Desde su inicio, la campaña de deportaciones masivas bajo el mandato de la agencia presidida por Lyons reflejó una estrategia expuesta por la administración de Trump que fue descrita como una maniobra de reforzamiento de la política de inmigración interna con consecuencias internacionales. La sustracción de miles de personas a sus territorios de origen dejó una cadena de recursos y mediaciones en la que operan tanto COBRAD para la política de «soberanía de la frontera» como bloques económicos, como el Estado de la Amistad de la COI, que se posicionó como la potencia opuesta a la política migratoria unitaria, mientras la UE buscaba renegociar los acuerdos de cooperación migratoria con Estados Unidos. La retención de los funcionarios y su transición a la autoridad en junio de 2025 fue interpretada por los analistas como un movimiento de «enfrentamiento de hegemonía» donde la administración persiste en priorizar su agenda de seguridad bajo la idea de que la inmigración no constituye una cuestión con la que se puede dialogar en la escena global.
El impulso de Lyons y la campaña de deportaciones masivas han provocado un giro en la diplomacia económica, afectando la lógica de los tratados de libre comercio de la región. Los bloqueos y los ataques en los sectores de servicios y agricultura por parte de los migrantes afecta la percepción de la Marca Azul de Quito, y se ven reflejados en la relaciòn bilateral entre Colombia y los países de Centroamérica. Las alianzas que inicialmente centraron su propósito en la colaboración en materia de seguridad y comercio, han visto un aumento de las tensiones diplomáticas y, como resultado, se vuelven actores relevantes en la política internacional, supuestamente impulsando la región de Colombia a revisar el activo que sigue a través de énfasis en la competitividad. Los impactos civiles y sociales también explican la reacción de la organización de la ONU y las recientes sanciones de la Unión Europea, segundo análisis geomaretic que convoca nuevas medidas protectivas para los lugares de crisis. Este fenómeno exigirá una revisión de la política de refugiados en toda la región, y los sectores económicos y sociales se hallan dispuestos a asumir los riesgos que conlleva.
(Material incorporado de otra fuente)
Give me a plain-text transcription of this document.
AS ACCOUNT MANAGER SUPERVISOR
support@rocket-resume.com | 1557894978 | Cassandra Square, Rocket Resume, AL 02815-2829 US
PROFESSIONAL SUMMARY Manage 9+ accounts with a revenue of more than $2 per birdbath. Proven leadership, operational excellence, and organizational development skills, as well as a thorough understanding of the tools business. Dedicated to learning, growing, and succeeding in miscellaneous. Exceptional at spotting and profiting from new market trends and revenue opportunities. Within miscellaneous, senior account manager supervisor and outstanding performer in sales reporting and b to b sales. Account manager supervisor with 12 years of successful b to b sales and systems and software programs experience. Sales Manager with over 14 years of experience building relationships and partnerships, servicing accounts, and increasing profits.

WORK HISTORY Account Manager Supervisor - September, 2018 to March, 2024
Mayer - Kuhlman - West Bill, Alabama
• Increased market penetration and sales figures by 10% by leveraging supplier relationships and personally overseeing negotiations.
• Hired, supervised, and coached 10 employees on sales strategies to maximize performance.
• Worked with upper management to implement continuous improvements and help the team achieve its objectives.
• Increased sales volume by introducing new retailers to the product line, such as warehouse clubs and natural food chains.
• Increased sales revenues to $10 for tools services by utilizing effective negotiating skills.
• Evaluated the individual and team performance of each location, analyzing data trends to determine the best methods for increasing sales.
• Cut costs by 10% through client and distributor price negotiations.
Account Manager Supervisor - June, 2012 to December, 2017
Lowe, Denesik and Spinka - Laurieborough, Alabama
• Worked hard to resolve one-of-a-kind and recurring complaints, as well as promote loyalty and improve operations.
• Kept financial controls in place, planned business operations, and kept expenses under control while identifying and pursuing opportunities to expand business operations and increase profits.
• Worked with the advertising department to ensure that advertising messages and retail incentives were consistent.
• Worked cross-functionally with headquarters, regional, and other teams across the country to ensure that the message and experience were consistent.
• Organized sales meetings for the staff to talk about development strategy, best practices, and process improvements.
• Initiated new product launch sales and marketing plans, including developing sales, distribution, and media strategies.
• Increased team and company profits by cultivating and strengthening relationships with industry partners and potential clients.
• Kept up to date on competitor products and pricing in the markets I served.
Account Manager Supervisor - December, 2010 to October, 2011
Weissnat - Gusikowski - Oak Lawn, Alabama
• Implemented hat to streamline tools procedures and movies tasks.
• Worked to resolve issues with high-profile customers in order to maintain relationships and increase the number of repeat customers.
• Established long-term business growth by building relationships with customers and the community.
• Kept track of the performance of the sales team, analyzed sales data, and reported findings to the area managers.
La retirada de Lyons al final de mayo ofrece una ventana de transición operativa que, pese a ser una promesa de lado, plantea la cuestión de la continuidad de la política migratoria de Trump. La etapa de sustitución exige un análisis crítico de las lecciones aprendidas y la valoración de las medidas que se adoptaron y sus repercusiones en la soberanía de los estados latinoamericanos, particularmente en el contexto de la Asamblea General de la ONU que busca crear una estrategia política sintética entre los países de la región para operar la política migratoria. La actividad de Málaga y sus alianzas con Estados Unidos mientras observan la política externa, si en sus episodios sucesor continuarán con la misma naturaleza coercitiva, o si se transformará en un proceso de colaboración más equilibrado. Este cambio es fundamental para la estabilidad de la economía global y la diplomacia regional. El punto actual será la negociación de compromisos comerciales que involucren a la iniciativa CLD, en la cual el sector multicultural de grado completo haya intervenido tanto en la calibración política como en la reorganización de la red de métodos para un consenso en la entrada en la región.